[llvm] r268539 - [AArch64] Use the reciprocal estimation machinery
Evandro Menezes via llvm-commits
llvm-commits at lists.llvm.org
Tue Sep 20 08:48:39 PDT 2016
Eric,
Will do. Since it's a few months old, it'll take me a couple of hours
or so to revert it.
I'd appreciate any further information to point me in the right direction.
Thank you,
--
Evandro Menezes
On 09/20/16 10:32, Eric Christopher wrote:
>
>
> On Tue, Sep 20, 2016 at 5:15 AM Evandro Menezes <e.menezes at samsung.com
> <mailto:e.menezes at samsung.com>> wrote:
>
> Hi, Eric.
>
> All the other targets which use the Newton series approximations
> include
> a Subtarget in TargetMatchine. This change merely follows the pattern
> already found in the PowerPC and X86 ports.
>
>
> This patch is definitely beyond the level of post-commit review for
> areas you've typically touched and I'm asking you to revert it. In
> addition, I'll ask Hal to revert the patch in r241985 while we come up
> with a better implementation.
>
> Thus, if anything, the discussion should be broader than AArch64.
> Until
> that's settled, it's preferable to keep this patch until an universal
> solution is found, IMO.
>
>
> This discussion has already happened when I did the work in the first
> place to deal with function based subtargets and LTO. In addition, the
> work that you've done has had a flaw explicitly pointed out - you'll
> have different values that won't get reset between functions.
>
> All subtarget dependent machinery is (unless the target really doesn't
> care like most of the gpus) based on the function and you can't depend
> upon a single subtarget for any TargetMachine. This means that, in
> general, you also can't depend upon it for initializing the pass
> structure or overall backend machinery.
>
> As I mentioned before, during LTO if you compile two functions with
> different cpu options and link them together you should get different
> code and tuning, in this case you've now broken it for the reciprocal
> code.
>
> -eric
>
> Thank you,
>
> --
> Evandro Menezes
>
> On 09/19/16 19:49, Eric Christopher wrote:
> > Hi Evandro,
> >
> > I'm going to ask you to revert this patch please. There are a
> few reasons:
> >
> > a) I don't see a review thread here? This changes the port quite
> a bit.
> >
> >
> > ///
> > AArch64TargetMachine::AArch64TargetMachine(const Target &T,
> const
> > Triple &TT,
> > @@ -149,7 +173,8 @@ AArch64TargetMachine::AArch64TargetMachi
> > : LLVMTargetMachine(T, computeDataLayout(TT, LittleEndian),
> > TT, CPU, FS,
> > Options, RM, CM, OL),
> > TLOF(createTLOF(getTargetTriple())),
> > - isLittle(LittleEndian) {
> > + Subtarget(TT, CPU, FS, *this, LittleEndian) {
> > + initReciprocals(*this, Subtarget);
> > initAsmInfo();
> > }
> >
> > @@ -189,7 +214,7 @@ AArch64TargetMachine::getSubtargetImpl(c
> > // function that reside in TargetOptions.

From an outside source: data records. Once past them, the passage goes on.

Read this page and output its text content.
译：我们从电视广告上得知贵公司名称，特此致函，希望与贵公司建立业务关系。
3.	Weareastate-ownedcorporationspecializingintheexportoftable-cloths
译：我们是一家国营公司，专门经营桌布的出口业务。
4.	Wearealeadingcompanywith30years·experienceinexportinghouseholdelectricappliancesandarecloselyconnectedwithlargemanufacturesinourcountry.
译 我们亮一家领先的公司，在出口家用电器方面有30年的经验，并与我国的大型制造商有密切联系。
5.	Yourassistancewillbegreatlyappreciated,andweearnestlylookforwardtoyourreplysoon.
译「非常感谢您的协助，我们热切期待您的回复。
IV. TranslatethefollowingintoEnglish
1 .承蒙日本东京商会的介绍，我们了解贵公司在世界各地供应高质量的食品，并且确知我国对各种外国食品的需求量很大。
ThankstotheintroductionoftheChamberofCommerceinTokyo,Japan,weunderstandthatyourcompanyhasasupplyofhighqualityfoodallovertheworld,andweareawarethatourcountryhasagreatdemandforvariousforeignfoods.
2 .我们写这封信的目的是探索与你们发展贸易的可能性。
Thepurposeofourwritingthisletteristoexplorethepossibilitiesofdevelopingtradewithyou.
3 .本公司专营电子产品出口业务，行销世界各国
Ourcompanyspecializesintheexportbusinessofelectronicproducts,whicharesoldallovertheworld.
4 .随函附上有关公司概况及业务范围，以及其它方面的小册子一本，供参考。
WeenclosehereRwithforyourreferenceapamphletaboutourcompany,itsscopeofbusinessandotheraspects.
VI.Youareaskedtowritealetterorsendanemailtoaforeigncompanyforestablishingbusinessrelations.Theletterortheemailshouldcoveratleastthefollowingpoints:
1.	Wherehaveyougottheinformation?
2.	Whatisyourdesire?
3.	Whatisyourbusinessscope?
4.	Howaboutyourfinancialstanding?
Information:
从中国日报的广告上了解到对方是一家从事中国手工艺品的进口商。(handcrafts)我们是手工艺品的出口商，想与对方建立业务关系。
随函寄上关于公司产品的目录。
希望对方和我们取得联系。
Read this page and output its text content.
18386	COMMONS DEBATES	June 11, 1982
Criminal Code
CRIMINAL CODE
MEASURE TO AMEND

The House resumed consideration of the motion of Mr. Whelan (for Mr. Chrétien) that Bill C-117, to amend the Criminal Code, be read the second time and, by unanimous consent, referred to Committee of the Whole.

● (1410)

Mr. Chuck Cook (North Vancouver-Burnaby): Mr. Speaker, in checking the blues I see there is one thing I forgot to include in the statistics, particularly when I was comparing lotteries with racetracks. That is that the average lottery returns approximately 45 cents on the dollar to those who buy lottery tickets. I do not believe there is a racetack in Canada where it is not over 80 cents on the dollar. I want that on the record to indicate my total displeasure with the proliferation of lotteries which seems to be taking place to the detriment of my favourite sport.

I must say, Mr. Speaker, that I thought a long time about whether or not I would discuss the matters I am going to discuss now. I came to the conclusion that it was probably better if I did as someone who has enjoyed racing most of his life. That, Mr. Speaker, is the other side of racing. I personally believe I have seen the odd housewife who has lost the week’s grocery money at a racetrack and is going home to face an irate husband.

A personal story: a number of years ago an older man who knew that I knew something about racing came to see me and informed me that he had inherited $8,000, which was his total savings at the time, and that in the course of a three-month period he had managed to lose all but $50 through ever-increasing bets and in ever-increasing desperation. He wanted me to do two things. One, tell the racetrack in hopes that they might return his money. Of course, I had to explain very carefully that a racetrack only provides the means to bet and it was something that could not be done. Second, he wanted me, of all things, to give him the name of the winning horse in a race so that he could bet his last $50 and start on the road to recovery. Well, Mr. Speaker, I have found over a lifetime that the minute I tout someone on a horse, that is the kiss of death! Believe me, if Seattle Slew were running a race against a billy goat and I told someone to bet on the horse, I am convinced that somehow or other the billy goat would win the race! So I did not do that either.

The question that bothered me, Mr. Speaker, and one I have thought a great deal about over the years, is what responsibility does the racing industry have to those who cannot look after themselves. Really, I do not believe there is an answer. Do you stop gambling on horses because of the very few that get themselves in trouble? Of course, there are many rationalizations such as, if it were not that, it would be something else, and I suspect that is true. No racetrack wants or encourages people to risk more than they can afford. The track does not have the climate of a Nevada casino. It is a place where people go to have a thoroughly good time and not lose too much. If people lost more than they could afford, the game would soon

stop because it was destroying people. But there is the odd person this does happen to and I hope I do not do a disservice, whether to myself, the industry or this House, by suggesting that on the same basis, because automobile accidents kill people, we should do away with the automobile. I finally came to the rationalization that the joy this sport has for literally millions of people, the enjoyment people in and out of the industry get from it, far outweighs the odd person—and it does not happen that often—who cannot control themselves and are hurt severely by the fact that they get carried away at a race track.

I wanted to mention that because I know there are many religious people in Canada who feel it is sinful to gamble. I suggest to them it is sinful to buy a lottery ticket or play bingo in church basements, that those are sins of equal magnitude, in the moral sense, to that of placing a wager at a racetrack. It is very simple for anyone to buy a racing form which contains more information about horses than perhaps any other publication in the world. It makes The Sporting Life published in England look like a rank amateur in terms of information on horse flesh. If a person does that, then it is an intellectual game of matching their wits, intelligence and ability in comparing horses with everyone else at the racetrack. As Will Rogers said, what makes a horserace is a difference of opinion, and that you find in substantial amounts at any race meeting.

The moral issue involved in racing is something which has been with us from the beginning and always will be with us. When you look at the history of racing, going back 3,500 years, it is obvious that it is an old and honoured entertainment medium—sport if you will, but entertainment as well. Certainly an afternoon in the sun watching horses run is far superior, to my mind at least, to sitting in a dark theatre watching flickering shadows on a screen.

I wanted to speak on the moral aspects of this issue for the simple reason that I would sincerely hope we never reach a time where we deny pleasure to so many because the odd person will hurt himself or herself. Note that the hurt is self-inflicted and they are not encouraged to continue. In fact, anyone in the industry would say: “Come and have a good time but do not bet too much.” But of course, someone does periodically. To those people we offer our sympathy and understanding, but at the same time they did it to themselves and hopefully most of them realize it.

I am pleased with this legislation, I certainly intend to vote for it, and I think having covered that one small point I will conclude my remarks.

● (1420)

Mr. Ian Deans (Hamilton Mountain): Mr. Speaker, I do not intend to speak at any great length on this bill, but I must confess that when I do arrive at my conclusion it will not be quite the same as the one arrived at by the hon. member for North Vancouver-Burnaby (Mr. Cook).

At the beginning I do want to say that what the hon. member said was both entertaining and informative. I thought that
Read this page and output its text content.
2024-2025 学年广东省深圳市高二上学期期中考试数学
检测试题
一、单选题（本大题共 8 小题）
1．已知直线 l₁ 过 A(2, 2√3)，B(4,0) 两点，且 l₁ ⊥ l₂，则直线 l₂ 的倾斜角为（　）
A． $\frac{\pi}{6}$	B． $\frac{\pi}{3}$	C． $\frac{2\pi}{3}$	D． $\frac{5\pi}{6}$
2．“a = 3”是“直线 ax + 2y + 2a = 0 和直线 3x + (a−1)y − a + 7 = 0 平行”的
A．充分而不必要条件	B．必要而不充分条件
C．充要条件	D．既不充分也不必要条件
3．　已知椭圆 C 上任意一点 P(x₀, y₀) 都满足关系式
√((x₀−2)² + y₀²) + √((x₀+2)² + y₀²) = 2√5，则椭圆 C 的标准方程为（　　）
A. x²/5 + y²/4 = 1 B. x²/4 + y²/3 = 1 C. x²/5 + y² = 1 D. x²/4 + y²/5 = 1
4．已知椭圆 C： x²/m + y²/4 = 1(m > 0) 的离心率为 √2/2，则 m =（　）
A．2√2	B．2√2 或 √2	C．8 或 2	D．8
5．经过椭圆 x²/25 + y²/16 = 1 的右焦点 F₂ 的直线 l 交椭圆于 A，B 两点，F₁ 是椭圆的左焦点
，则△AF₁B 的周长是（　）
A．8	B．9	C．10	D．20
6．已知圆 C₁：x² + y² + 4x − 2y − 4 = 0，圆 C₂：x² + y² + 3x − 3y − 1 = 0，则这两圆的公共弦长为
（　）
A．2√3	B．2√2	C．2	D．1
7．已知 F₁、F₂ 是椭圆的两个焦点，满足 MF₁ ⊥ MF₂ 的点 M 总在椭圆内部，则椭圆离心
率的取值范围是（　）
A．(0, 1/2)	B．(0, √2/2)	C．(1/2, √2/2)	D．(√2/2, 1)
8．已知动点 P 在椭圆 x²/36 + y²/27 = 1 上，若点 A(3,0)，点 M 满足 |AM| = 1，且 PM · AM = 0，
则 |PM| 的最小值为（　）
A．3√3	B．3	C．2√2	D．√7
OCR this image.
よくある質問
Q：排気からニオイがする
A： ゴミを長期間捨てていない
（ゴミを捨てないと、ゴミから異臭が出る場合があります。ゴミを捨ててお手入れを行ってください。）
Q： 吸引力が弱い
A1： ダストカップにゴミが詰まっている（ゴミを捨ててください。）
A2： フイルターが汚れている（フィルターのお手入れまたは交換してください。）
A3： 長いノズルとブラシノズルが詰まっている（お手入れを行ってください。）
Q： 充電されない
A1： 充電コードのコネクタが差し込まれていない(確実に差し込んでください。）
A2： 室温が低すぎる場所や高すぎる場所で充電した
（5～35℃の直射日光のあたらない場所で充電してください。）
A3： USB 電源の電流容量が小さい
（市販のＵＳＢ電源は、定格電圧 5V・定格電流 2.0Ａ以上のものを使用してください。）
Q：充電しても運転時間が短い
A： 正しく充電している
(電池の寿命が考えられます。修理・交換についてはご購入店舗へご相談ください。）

> > resetTargetOptions(F);
> > I = llvm::make_unique<AArch64Subtarget>(TargetTriple, CPU,
> > FS, *this,
> > - isLittle);
> > + Subtarget.isLittleEndian());
> > #ifndef LLVM_BUILD_GLOBAL_ISEL
> > GISelAccessor *GISel = new GISelAccessor();
> > #else
> >
> > Modified: llvm/trunk/lib/Target/AArch64/AArch64TargetMachine.h
> > URL:
> >
> http://llvm.org/viewvc/llvm-project/llvm/trunk/lib/Target/AArch64/AArch64TargetMachine.h?rev=268539&r1=268538&r2=268539&view=diff
> >
> ==============================================================================
> > --- llvm/trunk/lib/Target/AArch64/AArch64TargetMachine.h
> (original)
> > +++ llvm/trunk/lib/Target/AArch64/AArch64TargetMachine.h Wed May
> > 4 15:18:27 2016
> > @@ -46,7 +46,7 @@ public:
> > }
> >
> > private:
> > - bool isLittle;
> > + AArch64Subtarget Subtarget;
> > };
> >
> >
> > These changes aren't correct. There is no need and it's currently
> > invalid for the AArch64 port to depend on a single global subtarget
> > for all configuration. This is going to break anything that
> depends on
> > changing subtargets on a function by function basis (including
> > different -mcpu flags in different translation units or different
> > options).
> >
> > You're going to need to do all of these changes in a different
> way and
> > I haven't had time to look to see what's going on.
> >
> > Thanks!
> >
> > -eric
> >
> >
> > // AArch64leTargetMachine - AArch64 little endian target
> machine.
> >
> > Added: llvm/trunk/test/CodeGen/AArch64/recp-fastmath.ll
> > URL:
> >
> http://llvm.org/viewvc/llvm-project/llvm/trunk/test/CodeGen/AArch64/recp-fastmath.ll?rev=268539&view=auto
> >
> ==============================================================================
> > --- llvm/trunk/test/CodeGen/AArch64/recp-fastmath.ll (added)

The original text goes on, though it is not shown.